Andra Day embodies the titular singer, with the film showcasing her triumphs as well as her demons in battling addiction and abuse. For her acting debut, Day lost 39 pounds and took up drinking and smoking, going "method" and singing Holiday's songs live under Daniels' direction.

"I think that you have to intimate with each other because when I yell action, it should not feel like you're acting. It should feel like you're being," he says. "I think that that's what separates some of my work from movies that you feel like they're acting and they're pontificating and you know, 'Look at me say these words.' No. We'll be in an honest space, whether we're having sex, whether we're doing drugs, whether we're walking down the street with our dog. We are coming from a place of truth and authenticity."

Like Judas and the Black Messiah, The United States vs. Billie Holiday shows how the U.S. government -- in this case, the Federal Department of Narcotics -- targeted a public figure over their message. "She was this civil rights leader in a way that I certainly didn't know of," the director says.

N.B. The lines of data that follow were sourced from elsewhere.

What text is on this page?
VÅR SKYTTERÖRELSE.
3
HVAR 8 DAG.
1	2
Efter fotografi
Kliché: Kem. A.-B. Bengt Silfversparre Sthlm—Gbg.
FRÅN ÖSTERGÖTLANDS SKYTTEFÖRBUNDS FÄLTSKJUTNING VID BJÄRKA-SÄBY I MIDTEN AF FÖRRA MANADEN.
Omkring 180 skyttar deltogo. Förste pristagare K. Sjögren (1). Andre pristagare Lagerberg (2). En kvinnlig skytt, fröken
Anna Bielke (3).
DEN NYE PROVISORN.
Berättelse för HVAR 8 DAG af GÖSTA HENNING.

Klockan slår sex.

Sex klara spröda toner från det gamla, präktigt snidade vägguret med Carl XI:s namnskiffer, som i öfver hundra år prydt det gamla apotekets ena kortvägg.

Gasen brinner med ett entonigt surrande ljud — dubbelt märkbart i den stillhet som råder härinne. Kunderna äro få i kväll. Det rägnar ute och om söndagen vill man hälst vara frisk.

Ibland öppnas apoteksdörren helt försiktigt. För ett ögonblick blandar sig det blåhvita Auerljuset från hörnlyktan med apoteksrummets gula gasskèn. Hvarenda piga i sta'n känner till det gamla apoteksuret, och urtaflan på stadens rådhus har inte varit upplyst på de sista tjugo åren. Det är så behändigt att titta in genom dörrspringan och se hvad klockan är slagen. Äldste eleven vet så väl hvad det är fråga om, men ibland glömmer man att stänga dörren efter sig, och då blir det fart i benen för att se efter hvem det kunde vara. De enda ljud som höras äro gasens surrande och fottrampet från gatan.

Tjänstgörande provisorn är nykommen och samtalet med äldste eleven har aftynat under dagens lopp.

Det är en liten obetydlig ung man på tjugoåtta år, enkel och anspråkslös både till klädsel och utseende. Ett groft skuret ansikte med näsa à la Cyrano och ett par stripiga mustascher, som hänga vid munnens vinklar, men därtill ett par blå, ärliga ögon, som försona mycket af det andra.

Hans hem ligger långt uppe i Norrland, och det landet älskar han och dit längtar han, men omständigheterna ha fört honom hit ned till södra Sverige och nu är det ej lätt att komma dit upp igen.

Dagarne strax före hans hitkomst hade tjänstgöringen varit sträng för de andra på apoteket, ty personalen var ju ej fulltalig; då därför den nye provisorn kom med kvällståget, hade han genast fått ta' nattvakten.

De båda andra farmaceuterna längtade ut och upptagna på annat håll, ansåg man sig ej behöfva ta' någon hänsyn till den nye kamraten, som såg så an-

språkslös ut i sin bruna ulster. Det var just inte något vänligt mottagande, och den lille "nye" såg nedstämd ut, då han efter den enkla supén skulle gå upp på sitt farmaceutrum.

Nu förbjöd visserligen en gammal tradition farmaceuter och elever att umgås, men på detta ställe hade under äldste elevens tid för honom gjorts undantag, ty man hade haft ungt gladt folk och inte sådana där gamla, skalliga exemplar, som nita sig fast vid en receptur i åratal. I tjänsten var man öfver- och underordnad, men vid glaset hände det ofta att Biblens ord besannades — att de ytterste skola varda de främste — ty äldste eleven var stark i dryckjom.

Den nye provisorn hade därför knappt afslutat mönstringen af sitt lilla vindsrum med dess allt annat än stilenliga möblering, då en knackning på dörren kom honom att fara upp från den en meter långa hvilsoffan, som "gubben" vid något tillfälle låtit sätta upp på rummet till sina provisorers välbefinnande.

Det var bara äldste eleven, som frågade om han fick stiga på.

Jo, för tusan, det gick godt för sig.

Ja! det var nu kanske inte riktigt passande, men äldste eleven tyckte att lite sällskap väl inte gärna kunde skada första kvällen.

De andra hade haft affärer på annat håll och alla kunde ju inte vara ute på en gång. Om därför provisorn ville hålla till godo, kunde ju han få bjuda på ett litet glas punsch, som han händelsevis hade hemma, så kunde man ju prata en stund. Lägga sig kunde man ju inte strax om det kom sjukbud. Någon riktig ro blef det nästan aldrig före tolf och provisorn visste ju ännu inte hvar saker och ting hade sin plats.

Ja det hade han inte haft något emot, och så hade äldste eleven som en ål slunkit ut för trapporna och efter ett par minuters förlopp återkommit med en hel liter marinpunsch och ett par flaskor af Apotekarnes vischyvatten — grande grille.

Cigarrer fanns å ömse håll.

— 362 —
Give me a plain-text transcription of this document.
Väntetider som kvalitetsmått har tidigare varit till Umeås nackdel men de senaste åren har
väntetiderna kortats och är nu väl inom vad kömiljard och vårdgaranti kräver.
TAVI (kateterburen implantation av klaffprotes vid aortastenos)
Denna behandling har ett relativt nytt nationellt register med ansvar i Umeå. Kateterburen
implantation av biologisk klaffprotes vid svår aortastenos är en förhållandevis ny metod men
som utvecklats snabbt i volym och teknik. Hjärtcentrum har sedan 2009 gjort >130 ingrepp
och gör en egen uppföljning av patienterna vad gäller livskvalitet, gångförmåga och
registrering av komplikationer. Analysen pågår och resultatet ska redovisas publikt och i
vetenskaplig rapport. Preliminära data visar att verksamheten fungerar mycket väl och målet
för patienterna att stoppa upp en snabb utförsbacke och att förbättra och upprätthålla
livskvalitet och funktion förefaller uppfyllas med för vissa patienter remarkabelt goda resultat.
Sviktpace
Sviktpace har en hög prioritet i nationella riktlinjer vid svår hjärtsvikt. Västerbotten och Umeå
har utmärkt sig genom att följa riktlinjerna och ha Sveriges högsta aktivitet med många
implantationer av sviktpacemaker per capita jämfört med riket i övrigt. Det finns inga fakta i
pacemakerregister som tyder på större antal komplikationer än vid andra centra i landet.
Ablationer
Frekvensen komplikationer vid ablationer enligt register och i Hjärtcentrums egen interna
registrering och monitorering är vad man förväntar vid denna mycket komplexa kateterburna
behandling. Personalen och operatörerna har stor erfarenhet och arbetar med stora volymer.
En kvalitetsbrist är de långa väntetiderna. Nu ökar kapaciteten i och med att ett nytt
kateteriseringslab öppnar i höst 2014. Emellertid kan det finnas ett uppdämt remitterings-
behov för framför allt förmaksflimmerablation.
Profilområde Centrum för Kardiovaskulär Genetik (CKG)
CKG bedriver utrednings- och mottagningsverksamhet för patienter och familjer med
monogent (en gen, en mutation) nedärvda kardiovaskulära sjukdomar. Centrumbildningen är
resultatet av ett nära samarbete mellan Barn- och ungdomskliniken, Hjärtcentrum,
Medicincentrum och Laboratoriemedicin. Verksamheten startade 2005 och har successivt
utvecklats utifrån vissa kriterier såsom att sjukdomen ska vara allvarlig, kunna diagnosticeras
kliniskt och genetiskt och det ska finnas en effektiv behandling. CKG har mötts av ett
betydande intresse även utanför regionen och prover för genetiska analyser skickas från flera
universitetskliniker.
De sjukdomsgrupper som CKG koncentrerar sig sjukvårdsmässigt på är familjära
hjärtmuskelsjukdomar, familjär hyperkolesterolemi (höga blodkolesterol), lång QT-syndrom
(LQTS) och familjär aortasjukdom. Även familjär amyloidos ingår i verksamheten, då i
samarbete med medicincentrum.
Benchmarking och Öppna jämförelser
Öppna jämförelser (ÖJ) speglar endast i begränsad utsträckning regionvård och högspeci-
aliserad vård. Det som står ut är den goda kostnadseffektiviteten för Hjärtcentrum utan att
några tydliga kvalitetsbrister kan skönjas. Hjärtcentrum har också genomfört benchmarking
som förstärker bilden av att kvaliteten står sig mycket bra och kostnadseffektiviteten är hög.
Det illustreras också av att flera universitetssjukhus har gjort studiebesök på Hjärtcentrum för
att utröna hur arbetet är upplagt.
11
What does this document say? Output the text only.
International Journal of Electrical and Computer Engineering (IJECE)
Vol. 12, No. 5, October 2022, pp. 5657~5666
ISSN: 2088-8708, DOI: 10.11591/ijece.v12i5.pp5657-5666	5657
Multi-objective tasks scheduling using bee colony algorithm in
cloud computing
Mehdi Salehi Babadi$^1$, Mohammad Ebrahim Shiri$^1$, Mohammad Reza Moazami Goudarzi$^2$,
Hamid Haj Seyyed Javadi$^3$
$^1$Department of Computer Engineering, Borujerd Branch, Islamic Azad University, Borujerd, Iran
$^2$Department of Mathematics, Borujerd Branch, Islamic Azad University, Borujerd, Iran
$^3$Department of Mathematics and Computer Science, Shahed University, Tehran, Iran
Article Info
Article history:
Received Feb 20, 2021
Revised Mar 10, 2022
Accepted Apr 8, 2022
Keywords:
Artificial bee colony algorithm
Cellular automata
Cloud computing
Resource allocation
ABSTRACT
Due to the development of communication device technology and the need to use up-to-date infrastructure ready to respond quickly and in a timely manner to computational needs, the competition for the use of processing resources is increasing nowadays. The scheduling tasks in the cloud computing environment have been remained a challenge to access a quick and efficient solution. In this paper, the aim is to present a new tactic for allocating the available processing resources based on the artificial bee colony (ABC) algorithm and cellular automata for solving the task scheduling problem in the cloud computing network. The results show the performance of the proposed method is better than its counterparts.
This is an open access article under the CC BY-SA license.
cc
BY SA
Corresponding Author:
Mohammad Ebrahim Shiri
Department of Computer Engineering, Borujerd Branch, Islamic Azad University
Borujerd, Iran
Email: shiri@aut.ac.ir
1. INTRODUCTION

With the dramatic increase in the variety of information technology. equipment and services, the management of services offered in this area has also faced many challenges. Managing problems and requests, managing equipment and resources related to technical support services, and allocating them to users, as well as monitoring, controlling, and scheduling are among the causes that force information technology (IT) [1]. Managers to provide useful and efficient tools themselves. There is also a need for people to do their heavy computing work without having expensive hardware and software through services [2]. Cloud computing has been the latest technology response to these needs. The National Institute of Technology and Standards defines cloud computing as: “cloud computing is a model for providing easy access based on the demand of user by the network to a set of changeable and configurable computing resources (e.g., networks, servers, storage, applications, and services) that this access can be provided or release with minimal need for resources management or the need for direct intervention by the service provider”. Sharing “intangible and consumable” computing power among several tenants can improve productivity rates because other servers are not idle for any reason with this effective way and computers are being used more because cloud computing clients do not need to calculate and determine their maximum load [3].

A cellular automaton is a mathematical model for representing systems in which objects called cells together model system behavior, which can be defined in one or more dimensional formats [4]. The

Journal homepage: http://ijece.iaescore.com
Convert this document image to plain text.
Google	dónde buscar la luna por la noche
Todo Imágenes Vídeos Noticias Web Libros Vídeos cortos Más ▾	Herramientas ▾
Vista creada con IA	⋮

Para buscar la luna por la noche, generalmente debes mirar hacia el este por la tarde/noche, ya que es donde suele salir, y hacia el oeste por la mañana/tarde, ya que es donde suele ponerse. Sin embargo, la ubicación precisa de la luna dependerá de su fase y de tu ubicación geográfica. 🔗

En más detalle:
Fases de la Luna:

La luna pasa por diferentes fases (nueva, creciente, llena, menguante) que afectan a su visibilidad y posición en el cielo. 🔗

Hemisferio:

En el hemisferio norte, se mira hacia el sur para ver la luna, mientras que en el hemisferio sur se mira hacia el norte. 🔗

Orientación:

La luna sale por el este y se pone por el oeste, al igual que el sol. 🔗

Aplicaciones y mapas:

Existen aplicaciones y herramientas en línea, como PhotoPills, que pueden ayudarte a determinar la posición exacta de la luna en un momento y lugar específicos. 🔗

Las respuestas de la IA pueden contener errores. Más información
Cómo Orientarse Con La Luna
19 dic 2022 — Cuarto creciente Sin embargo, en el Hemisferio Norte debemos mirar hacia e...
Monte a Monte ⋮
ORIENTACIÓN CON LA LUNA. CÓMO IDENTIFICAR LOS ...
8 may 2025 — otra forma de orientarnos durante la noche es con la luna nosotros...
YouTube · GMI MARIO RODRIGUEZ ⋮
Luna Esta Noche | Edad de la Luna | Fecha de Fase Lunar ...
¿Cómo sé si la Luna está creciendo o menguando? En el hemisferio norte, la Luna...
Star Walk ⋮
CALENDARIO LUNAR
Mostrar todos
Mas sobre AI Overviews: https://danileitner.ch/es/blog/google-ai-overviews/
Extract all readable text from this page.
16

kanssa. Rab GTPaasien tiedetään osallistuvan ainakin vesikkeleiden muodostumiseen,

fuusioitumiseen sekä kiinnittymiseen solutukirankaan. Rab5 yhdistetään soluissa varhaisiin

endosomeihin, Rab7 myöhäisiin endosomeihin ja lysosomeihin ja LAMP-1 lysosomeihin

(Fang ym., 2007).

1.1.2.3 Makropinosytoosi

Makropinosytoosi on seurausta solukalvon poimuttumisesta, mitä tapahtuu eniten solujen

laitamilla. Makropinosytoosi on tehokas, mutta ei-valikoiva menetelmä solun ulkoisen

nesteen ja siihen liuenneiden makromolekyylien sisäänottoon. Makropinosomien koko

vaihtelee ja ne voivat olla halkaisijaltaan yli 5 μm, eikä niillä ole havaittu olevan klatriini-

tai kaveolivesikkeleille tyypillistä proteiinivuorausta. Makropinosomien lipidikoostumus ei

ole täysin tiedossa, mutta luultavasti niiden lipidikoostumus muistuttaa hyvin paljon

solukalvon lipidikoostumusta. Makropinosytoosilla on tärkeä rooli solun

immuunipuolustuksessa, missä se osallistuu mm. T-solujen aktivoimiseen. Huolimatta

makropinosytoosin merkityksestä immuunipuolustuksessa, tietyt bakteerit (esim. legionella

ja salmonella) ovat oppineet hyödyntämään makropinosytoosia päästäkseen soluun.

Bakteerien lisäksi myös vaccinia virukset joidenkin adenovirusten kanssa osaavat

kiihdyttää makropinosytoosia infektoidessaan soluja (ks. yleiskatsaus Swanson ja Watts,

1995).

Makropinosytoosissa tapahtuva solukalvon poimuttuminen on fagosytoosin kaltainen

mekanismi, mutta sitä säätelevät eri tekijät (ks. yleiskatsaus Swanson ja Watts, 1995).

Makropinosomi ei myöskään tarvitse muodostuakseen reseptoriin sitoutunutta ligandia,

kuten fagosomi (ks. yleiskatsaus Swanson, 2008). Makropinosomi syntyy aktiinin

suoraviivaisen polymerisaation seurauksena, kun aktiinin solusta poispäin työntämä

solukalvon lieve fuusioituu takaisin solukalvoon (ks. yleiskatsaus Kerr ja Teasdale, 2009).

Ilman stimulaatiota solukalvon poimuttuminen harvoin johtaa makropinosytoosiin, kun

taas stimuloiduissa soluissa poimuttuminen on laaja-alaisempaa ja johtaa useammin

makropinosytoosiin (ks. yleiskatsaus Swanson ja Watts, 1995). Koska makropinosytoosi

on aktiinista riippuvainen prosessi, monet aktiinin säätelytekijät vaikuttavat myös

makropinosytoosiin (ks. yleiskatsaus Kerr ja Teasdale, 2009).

Daniels saw a gap in his own personal knowledge of Black history, specifically, in Holiday's protest song, "Strange Fruit." "So, I thought it was important to tell her story," he explains. "I knew the song, but I did not really understand the lyrics until I began this. I am 60 years old. I take pride in knowing about Black history, but I didn't know the importance of that song. Hopefully [the film] will teach everybody."

Spike Lee on Telling the Story of the 1st Infantry Division

Netflix

When it comes to Black directors telling Black history, Spike Lee has become the voice of the people. (Though he would never claim as much himself.) Whether in 1992's Denzel Washington-starring Malcolm X or 2018's BlacKkKlansman, Lee has very specific intentions for looking back in his films.

"It is my belief that we need diversity of narratives, because a lot of the narratives of these United States has a been a false narrative," he explains (via Netflix Film Club). "The whole sh*t's foundation is f**ked up. So, consequently, the narrative has been f**ked up, because if you want to keep that narrative going, based upon those immoral acts, you make up lies about the people you oppress. How's that done? Novels, songs, film and television."

"As a filmmaker interpreting historical moments, the first step is to know the history," he says "and if some lies have been told, you've got to try to retell that narrative. That's what I do."

That mission to break down this country's white mythology continues with Lee's Vietnam chronicle, Da 5 Bloods (now streaming on Netflix), which follows a squad of Black soldiers who dub themselves the Bloods. The film isn't just about the experience of fighting for a country that wouldn't fight for you, but how the traumas of the past stay with us to today and affect who we are and who we become.

"I did a film about World War II" -- 2008's The Miracle at St. Anna -- "but I was born in '57. I was not alive in World War II, but the Vietnam War was televised into American homes. I was 10 years old, so I know what's going on," Lee recalls. "I'm also watching on television the demonstrations here, too, so I remember this. I remember this. I remember Dr. King being assassinated. I remember RFK being assassinated, I remember Richard Nixon resigning. I was alive and thinking as those things were happening." Now, he's making sure the record accounts for that.